-->

17 Mart 2010


Kendi kendime, artık emek hırsızları, pardon Diyarbakırspor hakkında yazmama sözü vermiştim ama dayanamadım. Sağdan soldan duyduğum aymaz yorumlar, ikiyüzlü fısıltılar, basiretsiz tavırlar beni yine klavyenin başına oturttu.

Neymiş efendim, Diyarbakırspor düşürülmemeliymiş. Neden? Yahu neden? İte kaka çıkardınız da ne oldu ki, düşürmeyeceksiniz. Yanlış anlaşılmasın. Zorla düşürülsün demiyorum ama Bursaspor maçında yaşananlarla, Büyükşehir Belediyespor maçında yaşananları ayrı kefeye koyarak, kararın manipüle edilmesine de sonuna kadar karşıyım.

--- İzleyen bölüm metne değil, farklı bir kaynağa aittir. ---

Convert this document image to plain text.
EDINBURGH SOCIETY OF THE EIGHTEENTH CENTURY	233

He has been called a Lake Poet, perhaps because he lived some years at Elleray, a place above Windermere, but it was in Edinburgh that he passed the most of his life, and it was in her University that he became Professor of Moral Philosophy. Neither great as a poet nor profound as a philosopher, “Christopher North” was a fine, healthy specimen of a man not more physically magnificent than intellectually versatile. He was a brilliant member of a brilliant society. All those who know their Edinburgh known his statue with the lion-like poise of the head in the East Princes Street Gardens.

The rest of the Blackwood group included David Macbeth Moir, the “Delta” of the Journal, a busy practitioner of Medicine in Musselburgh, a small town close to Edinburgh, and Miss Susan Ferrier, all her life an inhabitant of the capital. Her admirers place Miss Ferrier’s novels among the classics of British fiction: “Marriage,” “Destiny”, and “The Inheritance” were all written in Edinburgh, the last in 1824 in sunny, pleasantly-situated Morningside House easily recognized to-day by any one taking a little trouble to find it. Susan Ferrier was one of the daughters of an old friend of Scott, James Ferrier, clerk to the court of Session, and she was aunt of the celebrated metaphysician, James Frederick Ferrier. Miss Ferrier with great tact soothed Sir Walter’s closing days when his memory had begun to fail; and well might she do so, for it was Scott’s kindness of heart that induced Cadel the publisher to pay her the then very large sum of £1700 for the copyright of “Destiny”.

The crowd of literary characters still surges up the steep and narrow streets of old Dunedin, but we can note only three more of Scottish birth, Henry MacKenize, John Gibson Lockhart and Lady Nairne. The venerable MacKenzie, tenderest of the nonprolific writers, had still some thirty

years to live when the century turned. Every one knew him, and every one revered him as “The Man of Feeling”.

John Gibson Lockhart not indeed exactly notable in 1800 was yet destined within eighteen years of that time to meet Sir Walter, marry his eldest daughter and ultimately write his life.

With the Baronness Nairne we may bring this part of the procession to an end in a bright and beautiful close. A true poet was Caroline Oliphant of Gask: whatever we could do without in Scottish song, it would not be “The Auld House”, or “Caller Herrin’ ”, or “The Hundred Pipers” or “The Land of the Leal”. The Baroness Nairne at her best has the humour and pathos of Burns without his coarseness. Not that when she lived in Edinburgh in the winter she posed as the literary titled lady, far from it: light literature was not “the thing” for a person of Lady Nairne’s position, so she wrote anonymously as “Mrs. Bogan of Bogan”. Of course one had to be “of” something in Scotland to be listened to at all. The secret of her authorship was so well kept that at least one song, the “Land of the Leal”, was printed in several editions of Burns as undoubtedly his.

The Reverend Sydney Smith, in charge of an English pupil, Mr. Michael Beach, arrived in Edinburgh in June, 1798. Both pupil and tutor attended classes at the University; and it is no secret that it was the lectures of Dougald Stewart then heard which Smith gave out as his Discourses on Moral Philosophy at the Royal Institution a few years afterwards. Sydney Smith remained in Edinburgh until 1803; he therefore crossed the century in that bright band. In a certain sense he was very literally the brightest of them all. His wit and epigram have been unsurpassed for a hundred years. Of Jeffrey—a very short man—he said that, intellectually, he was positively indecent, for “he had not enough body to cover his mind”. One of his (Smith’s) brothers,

Saha dışı etkenlerle bir maçın yarıda kalmasının cezası hükmen mağlubiyet değil mi? Öyle. Peki biz neyi tartışıyoruz hala? Diyarbakırspor hiç üzerinde düşünmekle, kafa yormakla uğraşmadan, iki hükmen mağlubiyet sebebiyle küme düşürülmelidir. Aksini bana kimse anlatamaz.

Diyorlar ki, bu seferkine göz yumulsun, hükmen mağlup sayılmasınlar, böylece de kümü düşürülmesinler. Başka dinamikler var, bunları göze almayalım, ortalık karışmasın falan filan... Peki güzel kardeşim, üçüncü seferde ne yapacaksın? Belli ki bu adamlar gemi azıya aldı. Çıldırmış bir şekilde nereye saldıracaklarını şaşırdılar. Muhtemelen bu yaşananlar son olmayacak. O zaman, hak ettiler artık ama mı diyeceksin? Bu işin kriterinin kural kitabında yazanlar olması gerekmiyor mu? Vicdani, siyasi, askeri kriterler koyarsak gün gelir, bu işin içinden hiç çıkamayız. Lütfen saçmalamayınız.